A Maori trust claims the Reserve Bank has used one of its cultural patterns on the new $10 bank note without seeking advice or permission.
The tukutuku panel design, visible on the redesigned note, was taken from the Te Hau ki Turanga wharenui at Te Papa Museum in Wellington.
The Te Hau ki Turanga Trust, custodian of the meeting house, has now sought legal advice over the issue. The bank, however, says it has used the pattern for more than 20 years without any dispute.
The trust's project manager Robyn Rauna told the Herald last night she was first alerted to the use of the panels by a weaver used by the bank for the note design.
"Reserve Bank asked some weavers in Wellington to go into the house and copy the panels ... and that was what was used."

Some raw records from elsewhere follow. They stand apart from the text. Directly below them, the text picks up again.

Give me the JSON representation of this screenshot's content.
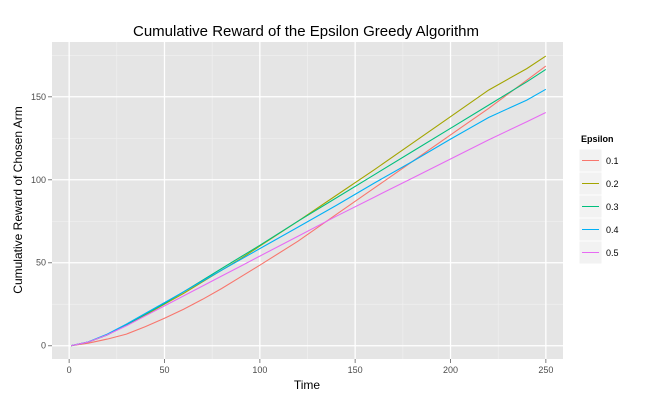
{
  "chart_data": {
    "type": "line",
    "title": "Cumulative Reward of the Epsilon Greedy Algorithm",
    "xlabel": "Time",
    "ylabel": "Cumulative Reward of Chosen Arm",
    "xlim": [
      -9,
      259
    ],
    "ylim": [
      -8,
      183
    ],
    "x_ticks": [
      0,
      50,
      100,
      150,
      200,
      250
    ],
    "y_ticks": [
      0,
      50,
      100,
      150
    ],
    "grid": true,
    "legend": {
      "title": "Epsilon",
      "position": "right"
    },
    "series": [
      {
        "name": "0.1",
        "color": "#F8766D",
        "x": [
          1,
          10,
          20,
          30,
          40,
          50,
          60,
          70,
          80,
          90,
          100,
          120,
          140,
          160,
          180,
          200,
          220,
          240,
          250
        ],
        "y": [
          0,
          1.5,
          4,
          7,
          11.5,
          16.5,
          22,
          28,
          34.5,
          41.5,
          48.5,
          63,
          79,
          95,
          111,
          127,
          143,
          160,
          168.5
        ]
      },
      {
        "name": "0.2",
        "color": "#A3A500",
        "x": [
          1,
          10,
          20,
          30,
          40,
          50,
          60,
          70,
          80,
          90,
          100,
          120,
          140,
          160,
          180,
          200,
          220,
          240,
          250
        ],
        "y": [
          0,
          2.2,
          6.5,
          12.5,
          18.5,
          25,
          31.5,
          38.5,
          45.5,
          52.5,
          60,
          75,
          90.5,
          106,
          122,
          138,
          154,
          167,
          174.5
        ]
      },
      {
        "name": "0.3",
        "color": "#00BF7D",
        "x": [
          1,
          10,
          20,
          30,
          40,
          50,
          60,
          70,
          80,
          90,
          100,
          120,
          140,
          160,
          180,
          200,
          220,
          240,
          250
        ],
        "y": [
          0,
          2.2,
          6.5,
          12.5,
          19,
          25.5,
          32.5,
          39.5,
          46.5,
          53.5,
          60.5,
          75,
          89,
          103,
          117,
          131,
          145,
          159,
          166.5
        ]
      },
      {
        "name": "0.4",
        "color": "#00B0F6",
        "x": [
          1,
          10,
          20,
          30,
          40,
          50,
          60,
          70,
          80,
          90,
          100,
          120,
          140,
          160,
          180,
          200,
          220,
          240,
          250
        ],
        "y": [
          0,
          2.3,
          7,
          13,
          19.5,
          26,
          32.5,
          39,
          45.5,
          52,
          58.5,
          71.5,
          84.5,
          98,
          111,
          124.5,
          137.5,
          148,
          154.5
        ]
      },
      {
        "name": "0.5",
        "color": "#E76BF3",
        "x": [
          1,
          10,
          20,
          30,
          40,
          50,
          60,
          70,
          80,
          90,
          100,
          120,
          140,
          160,
          180,
          200,
          220,
          240,
          250
        ],
        "y": [
          0,
          2.2,
          6.5,
          12,
          18,
          24,
          30,
          36,
          42,
          48,
          54,
          66,
          78,
          89.5,
          101,
          112.5,
          124,
          135,
          140.5
        ]
      }
    ]
  }
}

The wharenui is owned by the Rongowhakaata Settlement Trust, which was confirmed in the Rongowhakaata Claims Settlement Act 2012.
"But our trust - Te Hau ki Turanga Trust - has the custodial role for what happens with the house," Ms Rauna said.

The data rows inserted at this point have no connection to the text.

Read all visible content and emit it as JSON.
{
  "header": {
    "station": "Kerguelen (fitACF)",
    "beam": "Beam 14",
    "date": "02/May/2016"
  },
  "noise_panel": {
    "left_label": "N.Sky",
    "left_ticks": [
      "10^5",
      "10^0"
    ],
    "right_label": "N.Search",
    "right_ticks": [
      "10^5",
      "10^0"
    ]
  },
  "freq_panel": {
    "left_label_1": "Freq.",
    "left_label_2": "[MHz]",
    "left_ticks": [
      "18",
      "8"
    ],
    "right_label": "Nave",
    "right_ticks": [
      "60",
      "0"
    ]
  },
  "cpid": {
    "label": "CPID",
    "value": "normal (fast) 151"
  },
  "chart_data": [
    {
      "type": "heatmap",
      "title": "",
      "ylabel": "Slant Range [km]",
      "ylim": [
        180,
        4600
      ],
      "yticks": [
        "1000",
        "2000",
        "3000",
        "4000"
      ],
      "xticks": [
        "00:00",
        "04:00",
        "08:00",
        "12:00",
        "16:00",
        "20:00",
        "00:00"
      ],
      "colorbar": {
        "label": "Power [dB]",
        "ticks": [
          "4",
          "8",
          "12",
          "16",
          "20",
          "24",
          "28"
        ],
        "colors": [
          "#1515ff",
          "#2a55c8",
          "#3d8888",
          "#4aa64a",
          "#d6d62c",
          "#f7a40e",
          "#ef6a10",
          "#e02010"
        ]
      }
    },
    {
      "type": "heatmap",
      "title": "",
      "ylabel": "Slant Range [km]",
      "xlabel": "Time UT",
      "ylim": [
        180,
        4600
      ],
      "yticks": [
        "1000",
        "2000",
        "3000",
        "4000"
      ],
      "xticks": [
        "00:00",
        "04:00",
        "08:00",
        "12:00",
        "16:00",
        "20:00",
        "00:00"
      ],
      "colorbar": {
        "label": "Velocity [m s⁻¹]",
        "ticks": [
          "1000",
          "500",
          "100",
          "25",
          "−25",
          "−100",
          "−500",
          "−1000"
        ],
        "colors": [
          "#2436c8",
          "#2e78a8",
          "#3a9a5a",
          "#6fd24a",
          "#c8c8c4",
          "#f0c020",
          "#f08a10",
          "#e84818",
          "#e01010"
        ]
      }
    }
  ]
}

She said it had recently attended a tribal hui where it was said that people were selling miniature replicas of the wharenui on Trade Me.
"The use of our cultural property is what is concerning everybody ... our people's expectation is that we are doing what we can to protect and safeguard our taonga [treasure], for our people.

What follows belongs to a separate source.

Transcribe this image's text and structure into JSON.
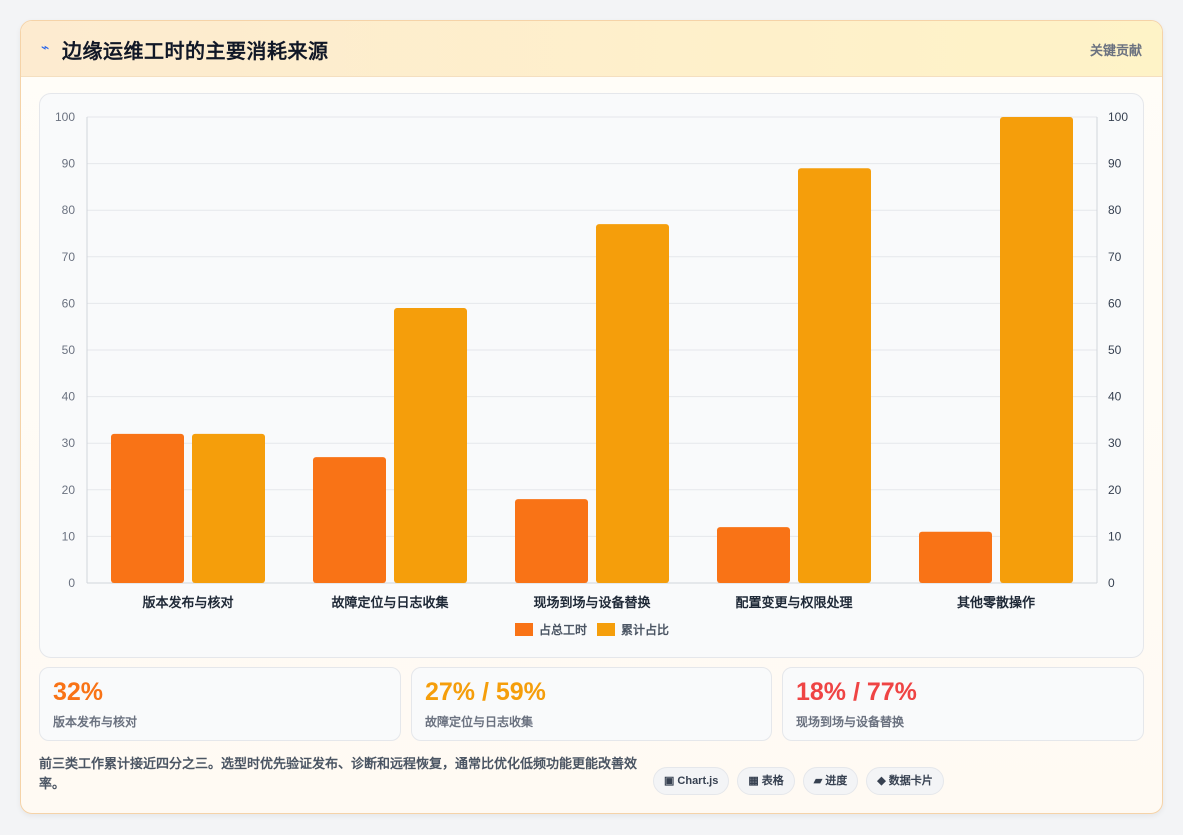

"That's what we have an issue with - that they have attributed the panels to Te Hau ki Turanga and never sought our tribal consent."
According to Te Ara Encyclopedia of New Zealand, Te Hau ki Turanga wharenui was built in 1842 on the East Coast - making it one of the oldest surviving such buildings in the world.
"The thing with Te Hau ki Turanga is that in its current form, it's not all totally original and the tukutuku panels were not done by our weavers - it's gone through a number of different changes over the 100 years it's been with the Dominion Museum and now Te Papa," Ms Rauna said.
The trust had now engaged a lawyer to contact the RBNZ on its behalf and make inquiries.
Ms Rauna said as far as she understands, the RBNZ had not yet been in contact with the trust to discuss the issue.
When contacted by the Herald yesterday afternoon, the RBNZ said the Rongowhakaata Trust had not queried its right to use the pattern, or lodged any complaint or objection of the image being used.
"During the preparation of the note designs, the bank conducted extensive research into the designs proposed for each note, and we are satisfied as to our right to reproduce the image."
The RBNZ told 3 News that the $10 banknote had used the pattern since Series 6 was introduced in 1993.
"This particular image was supplied to us by an appropriate representative of Te Hau ki Turanga wharenui. The bank had no reason to consult with any other party."
The $5 and $10 notes will be released from mid-October.